Foodies and culinarians alike have no doubt heard of the reputed chef, Michael Voltaggio. An inspiration to young aspiring chefs, Voltaggio started his journey in the culinary world at the ripe age of 15 working at restaurants and quickly picking up the tools of the trade.

He soon enrolled in the exclusive Greenbrier Apprenticeship Program, where mentors guided him to build his international fine-dining techniques. Voltaggio’s strong penchant for unique flavor profiles and techniques landed him a position at the Ritz Carlton in Naples, where he learned how to marry the two talents. Through the years, Chef Voltaggio has worked for and with some of the most renowned names in the industry, and he earned a coveted Michelin star.

For those who know him from his Season 6 win on Bravo’s “Top Chef,” and if you watched that season, I’m sure you have been following his plan to open his first restaurant here in Los Angeles. This year, as Voltaggio was preparing for his casual or L.A. translation/interpretation of fine dining, Ink, many delays hampered the grand opening, and Ink.Sack, a tiny sandwich spot off Melrose Boulevard, came to fruition in July 2011.

While it is just a sandwich shop, Voltaggio of course stepped up the game from your mundane pastrami on rye/club sandwich varieties. In fact, those sandwiches are nowhere to be found on the menu.

Pastrami is now a spicy corned beef tongue, with kraut, Russian dressing and cider infused cow’s milk Appenzeller cheese. The nutty cheese, when paired with the tongue, packs a nice “Reuben” touch. Tongue might take a bit of getting used to, especially if you’ve never eaten lengua tacos, but it can be compared to brisket.

If that sounds a little too rich for your taste buds, don’t worry, there’s plenty more to love at Ink.Sack.

My favorites so far have been the spicy tuna albacore with a hint of miso and sriracha mayonnaise (mmm!). Albacore is a very mild tasting fish, and I’ve always asked for a side of sriracha when ordering my sushi – who knew it would now be featured in a delicious sandwich, with a nice salty layer of miso and pickles in the mix?

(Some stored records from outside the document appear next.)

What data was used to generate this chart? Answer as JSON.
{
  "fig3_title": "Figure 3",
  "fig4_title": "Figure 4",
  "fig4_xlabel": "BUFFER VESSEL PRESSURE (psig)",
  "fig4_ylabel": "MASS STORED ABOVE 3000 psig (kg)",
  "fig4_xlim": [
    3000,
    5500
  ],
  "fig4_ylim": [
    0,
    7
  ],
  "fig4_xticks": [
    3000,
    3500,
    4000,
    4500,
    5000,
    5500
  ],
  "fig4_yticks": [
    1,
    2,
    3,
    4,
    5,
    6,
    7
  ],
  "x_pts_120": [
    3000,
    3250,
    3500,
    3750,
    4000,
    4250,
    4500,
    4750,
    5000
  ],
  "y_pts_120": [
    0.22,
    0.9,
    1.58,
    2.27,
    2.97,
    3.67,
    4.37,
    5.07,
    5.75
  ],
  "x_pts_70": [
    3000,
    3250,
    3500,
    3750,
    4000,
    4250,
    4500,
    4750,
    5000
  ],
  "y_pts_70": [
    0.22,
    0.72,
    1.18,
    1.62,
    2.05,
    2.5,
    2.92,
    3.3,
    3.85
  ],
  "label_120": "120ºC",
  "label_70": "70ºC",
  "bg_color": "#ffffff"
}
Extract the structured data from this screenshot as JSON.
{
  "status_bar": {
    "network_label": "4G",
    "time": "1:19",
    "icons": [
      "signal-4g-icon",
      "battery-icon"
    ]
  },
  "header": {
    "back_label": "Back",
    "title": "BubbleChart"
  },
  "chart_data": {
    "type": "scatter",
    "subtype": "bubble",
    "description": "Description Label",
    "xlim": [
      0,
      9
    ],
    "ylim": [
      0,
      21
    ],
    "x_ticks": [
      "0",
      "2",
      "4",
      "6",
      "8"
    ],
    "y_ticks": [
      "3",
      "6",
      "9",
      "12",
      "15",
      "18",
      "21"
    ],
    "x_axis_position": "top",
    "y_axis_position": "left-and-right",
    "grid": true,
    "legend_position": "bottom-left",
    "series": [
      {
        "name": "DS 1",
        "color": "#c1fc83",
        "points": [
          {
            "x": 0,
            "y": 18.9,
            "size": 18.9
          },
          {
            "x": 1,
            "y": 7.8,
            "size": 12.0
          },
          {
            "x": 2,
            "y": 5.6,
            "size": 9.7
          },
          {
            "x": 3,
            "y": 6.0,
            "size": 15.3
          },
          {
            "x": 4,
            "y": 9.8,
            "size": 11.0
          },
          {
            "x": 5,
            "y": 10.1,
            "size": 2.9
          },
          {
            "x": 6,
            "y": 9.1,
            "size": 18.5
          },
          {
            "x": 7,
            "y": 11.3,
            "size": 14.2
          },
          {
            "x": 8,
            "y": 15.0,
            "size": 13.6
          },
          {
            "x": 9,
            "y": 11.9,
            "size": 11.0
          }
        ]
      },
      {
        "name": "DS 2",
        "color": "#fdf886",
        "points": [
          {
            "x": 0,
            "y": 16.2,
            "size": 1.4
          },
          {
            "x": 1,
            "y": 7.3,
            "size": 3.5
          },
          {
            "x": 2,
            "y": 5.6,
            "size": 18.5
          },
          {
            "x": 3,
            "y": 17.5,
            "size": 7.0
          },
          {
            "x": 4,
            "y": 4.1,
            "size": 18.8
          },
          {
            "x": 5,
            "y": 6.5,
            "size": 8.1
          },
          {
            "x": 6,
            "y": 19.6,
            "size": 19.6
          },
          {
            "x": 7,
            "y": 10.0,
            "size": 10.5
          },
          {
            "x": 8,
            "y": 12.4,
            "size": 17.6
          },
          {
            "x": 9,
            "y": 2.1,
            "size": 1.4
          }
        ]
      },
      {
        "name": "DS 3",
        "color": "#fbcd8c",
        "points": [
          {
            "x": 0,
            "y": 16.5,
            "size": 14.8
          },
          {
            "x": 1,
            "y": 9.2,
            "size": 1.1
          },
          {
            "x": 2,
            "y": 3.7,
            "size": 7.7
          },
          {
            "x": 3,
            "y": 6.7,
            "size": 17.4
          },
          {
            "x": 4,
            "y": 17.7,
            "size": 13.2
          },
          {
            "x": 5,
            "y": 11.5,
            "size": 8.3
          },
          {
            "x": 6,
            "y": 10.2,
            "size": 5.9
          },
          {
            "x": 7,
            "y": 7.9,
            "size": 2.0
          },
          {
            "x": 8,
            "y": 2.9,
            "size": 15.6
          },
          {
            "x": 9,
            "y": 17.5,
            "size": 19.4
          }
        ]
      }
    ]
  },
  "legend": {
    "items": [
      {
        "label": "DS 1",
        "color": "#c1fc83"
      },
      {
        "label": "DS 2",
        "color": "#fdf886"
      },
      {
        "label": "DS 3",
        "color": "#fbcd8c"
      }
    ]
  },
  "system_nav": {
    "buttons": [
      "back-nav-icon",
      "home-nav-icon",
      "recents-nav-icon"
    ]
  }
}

It’s a draw between the Jose Andres, named after Chef Voltaggio’s former boss at the Bazaar at SLS, and the turkey melt. The Andres, aptly nicknamed “the Spanish godfather” is all the things we love, Serrano ham, chorizo and pork tenderloin (lomo) with one of the best cheeses this side of the continent: Manchego. This sandwich is about as close to butter as you can get, enveloping your palate with savory and slightly sweet flavors.

The sides, or snacks as they are listed, are eclectic but approachable. Maryland Crab Chips, barbecue pork rinds or fruit with chili are nice additions to your meal, but totally not necessary.

The sandwiches are Ink.Sack’s moneymakers, though a few can probably be tweaked just a tiny bit. The cold fried chicken sandwich for instance is exactly how it sounds, and it’s good that the skin is indeed crisp. But it does really trick the brain, as most are used to this being a hot dish. It’s not something I wouldn’t try again.

The only sandwich I couldn’t muster up strength for was Voltaggio’s version of the B.L.T., called the C.L.T. Made with chicken liver mousse, crisp curry dusted chicken skin and lettuce and tomato. Liver is an acquired taste, and I have to be in the mood for it.

Ink.Sack’s sandwiches run from $4 to $6, and the sandwiches are fairly small so you’re encouraged to order two. Don’t worry too much about the budget, as you’ll still be spending less than $20 for sandwiches, side and a drink.

It’s really kind of a stand-up-and-eat type of place so if you’re not prepared for that, pick them up on your way to the library to study for that dreaded exam.

Be forewarned. Arrive on the early side because once they’re out of sandwiches, they close.